If there’s a dominant feeling in Hugh’s life now, it’s futility. He had at one point a successful career in finance, felt that his success qualified him to speak about success more generally and become a life coach. He imagined himself a famous motivational speaker, with best-selling self-help books, seminars, crowds of admirers.
And he struggled for years, drained his savings, and took to drink.
Now he doesn’t know who he is anymore or what his purpose in life is. He’s thought of suicide before, but wants to hang on. Why? He’s not sure. The more he’s studied of people, and the deeper he’s looked into himself, he’s discovered futility. It follows him throughout his life, as if he always has a trapdoor under his feet that will open at any moment.
But he wants to live. He wants to see things through.
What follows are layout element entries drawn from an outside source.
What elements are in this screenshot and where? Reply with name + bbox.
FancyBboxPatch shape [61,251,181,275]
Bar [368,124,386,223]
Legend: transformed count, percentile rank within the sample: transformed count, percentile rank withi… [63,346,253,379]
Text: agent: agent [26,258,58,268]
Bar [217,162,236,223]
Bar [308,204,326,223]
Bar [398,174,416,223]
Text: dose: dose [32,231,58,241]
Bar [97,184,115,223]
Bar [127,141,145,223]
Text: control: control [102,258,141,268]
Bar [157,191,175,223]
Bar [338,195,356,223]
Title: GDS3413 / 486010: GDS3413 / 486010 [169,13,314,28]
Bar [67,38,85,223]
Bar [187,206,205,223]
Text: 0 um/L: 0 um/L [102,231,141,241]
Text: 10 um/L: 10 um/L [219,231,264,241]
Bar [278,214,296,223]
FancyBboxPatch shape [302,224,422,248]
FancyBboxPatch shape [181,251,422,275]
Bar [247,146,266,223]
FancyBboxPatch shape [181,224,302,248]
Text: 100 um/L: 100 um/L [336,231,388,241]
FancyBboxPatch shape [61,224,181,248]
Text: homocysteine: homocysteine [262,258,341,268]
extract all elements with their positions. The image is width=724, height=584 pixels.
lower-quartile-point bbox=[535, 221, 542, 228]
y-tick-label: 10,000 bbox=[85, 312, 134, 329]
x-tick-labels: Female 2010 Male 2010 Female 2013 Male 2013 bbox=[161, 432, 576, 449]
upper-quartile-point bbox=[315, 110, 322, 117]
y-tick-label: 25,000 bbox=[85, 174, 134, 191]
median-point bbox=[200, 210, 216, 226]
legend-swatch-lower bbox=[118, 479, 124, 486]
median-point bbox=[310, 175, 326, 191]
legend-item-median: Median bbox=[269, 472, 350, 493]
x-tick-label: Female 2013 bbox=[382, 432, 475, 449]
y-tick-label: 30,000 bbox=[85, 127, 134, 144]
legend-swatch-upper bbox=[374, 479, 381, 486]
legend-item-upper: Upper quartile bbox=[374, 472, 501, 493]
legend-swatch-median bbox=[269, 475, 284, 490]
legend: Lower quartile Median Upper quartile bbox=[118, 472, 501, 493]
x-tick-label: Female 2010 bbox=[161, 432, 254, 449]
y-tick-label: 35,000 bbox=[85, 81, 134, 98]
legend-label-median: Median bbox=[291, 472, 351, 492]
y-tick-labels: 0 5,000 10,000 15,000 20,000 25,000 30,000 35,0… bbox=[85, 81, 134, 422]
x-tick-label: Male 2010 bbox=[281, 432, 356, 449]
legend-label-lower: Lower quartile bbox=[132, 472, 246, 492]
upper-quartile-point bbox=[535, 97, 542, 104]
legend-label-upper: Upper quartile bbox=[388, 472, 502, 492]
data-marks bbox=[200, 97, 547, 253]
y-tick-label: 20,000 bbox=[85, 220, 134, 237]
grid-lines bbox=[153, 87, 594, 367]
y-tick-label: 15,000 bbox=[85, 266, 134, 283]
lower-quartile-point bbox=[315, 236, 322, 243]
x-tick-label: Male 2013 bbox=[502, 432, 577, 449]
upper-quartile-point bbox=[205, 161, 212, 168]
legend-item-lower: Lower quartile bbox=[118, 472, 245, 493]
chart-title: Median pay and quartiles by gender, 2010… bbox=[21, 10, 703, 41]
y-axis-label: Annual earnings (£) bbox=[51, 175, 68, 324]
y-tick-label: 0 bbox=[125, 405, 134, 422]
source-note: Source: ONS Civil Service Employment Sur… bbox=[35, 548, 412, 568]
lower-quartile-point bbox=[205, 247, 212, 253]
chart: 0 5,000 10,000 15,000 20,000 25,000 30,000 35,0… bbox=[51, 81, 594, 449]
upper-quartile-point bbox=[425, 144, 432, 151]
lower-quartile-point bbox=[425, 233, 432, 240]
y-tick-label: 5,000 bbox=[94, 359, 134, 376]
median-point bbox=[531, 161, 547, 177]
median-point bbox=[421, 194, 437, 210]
He hopes to keep studying and looking, even though most days he has little sense of direction. He sees destruction on the horizon.
“I’m not optimistic,” he tells me with a wry smile. We’re sitting in the conservatory on the third floor, near a pot of Red Edge Peperomia.
After finding him staring out a window, I had started our conversation with a “How are you?”
He took the question seriously. He felt that he could, with me.
And when he shares what he wants to, for the moment, about futility, he says, “What about you?”
I don’t know where to begin. “Fine… I guess.”
He nods slowly. Gives me his wry smile. “I’m fine too. We all are.”